Lately, the erstwhile Bush aide has appeared to be auditioning for a gig with Sarah Palin by -- among other things -- repeatedly offering absurd apples-and-oranges comparisons of Palin's favorability rating with President Obama's job approval rating.
But Malcolm outdid himself today, shoe-horning in a sentence about Palin's favorability rating into a blog post about public skepticism that Obama has done enough to deserve the Nobel Peace Prize:
Almost nearly not quite one-in-five Americans believes that President Obama has accomplished enough to deserve the Nobel Peace Prize that he had to go to Norway in December to collect.
...
Doing the math from those numbers, that means that during the past eight weeks or so the proportion of fellow countrypersons who think the Chicago Democrat is undeserving of the global-peace-prize distinction has gone from an overwhelming 67% majority up to a gargantuan, ground-shaking tsunami landslide majority of 80%.
Perhaps having something to do with the same award-winning U.S. president having just ordered another 30,000 combat soldiers into the increasingly unpopular and peaceless battle for Afghanistan.

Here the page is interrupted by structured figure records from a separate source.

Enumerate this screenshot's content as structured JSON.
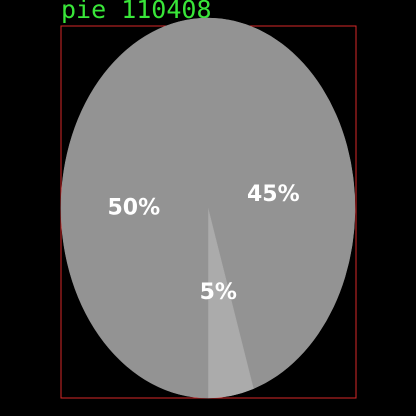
{
  "chart_data": {
    "type": "pie",
    "title": "pie 110408",
    "slices": [
      {
        "label": "45%",
        "value": 45,
        "color": "#939393"
      },
      {
        "label": "5%",
        "value": 5,
        "color": "#ababab"
      },
      {
        "label": "50%",
        "value": 50,
        "color": "#939393"
      }
    ],
    "start_angle_deg": 0,
    "direction": "clockwise",
    "frame_color": "#d62728",
    "title_color": "#39e639"
  }
}
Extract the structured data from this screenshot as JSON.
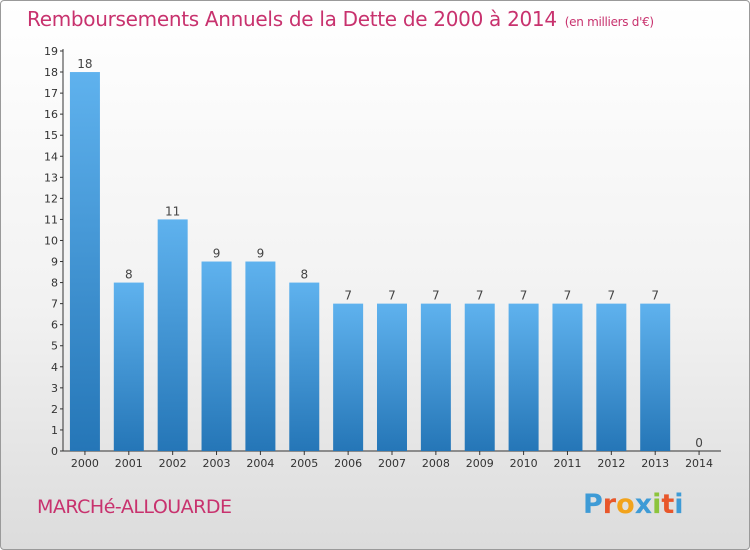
{
  "header": {
    "title": "Remboursements Annuels de la Dette de 2000 à 2014",
    "unit": "(en milliers d'€)"
  },
  "footer": {
    "commune": "MARCHé-ALLOUARDE",
    "brand": "Proxiti",
    "brand_colors": [
      "#3e9bd6",
      "#e8572b",
      "#f2a31c",
      "#3e9bd6",
      "#8cc43c",
      "#e8572b",
      "#3e9bd6"
    ]
  },
  "colors": {
    "title": "#c8326e",
    "bar_top": "#5fb2ee",
    "bar_bottom": "#2576b7",
    "axis": "#333333"
  },
  "chart_data": {
    "type": "bar",
    "categories": [
      "2000",
      "2001",
      "2002",
      "2003",
      "2004",
      "2005",
      "2006",
      "2007",
      "2008",
      "2009",
      "2010",
      "2011",
      "2012",
      "2013",
      "2014"
    ],
    "values": [
      18,
      8,
      11,
      9,
      9,
      8,
      7,
      7,
      7,
      7,
      7,
      7,
      7,
      7,
      0
    ],
    "data_labels": [
      "18",
      "8",
      "11",
      "9",
      "9",
      "8",
      "7",
      "7",
      "7",
      "7",
      "7",
      "7",
      "7",
      "7",
      "0"
    ],
    "ylim": [
      0,
      19
    ],
    "yticks": [
      0,
      1,
      2,
      3,
      4,
      5,
      6,
      7,
      8,
      9,
      10,
      11,
      12,
      13,
      14,
      15,
      16,
      17,
      18,
      19
    ],
    "grid": false
  }
}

A subject Obama might address in his address. (Text here later.)
Meanwhile, the favorability rating of Republican Sarah Palin, an unemployed itinerant author, have climbed back up to 46% from a summertime low of 39%.
So now Malcolm is comparing Palin's favorable ratings to the number of people who think Obama deserves the Nobel? That isn't apples and oranges, that's apples and ... I don't know, rattlesnakes, maybe. Or frisbees. Something very much unlike an apple, anyway.
Meanwhile, that Palin favorability rating Malcolm thinks is so darn impressive? It's 46 percent -- with a 46 percent unfavorability rating. Palin's unfavorable rating is just one point lower than John Edwards'. Her net fav/unfav is significantly worse than that of Vice President Joe Biden, who Malcolm mocks daily. Palin's numbers, in other words, are not good. Malcolm has to invent bogus comparisons in order to make them look good. (Well, that's not quite true: He could simply note that she has lower unfavorable ratings than Dick Cheney.)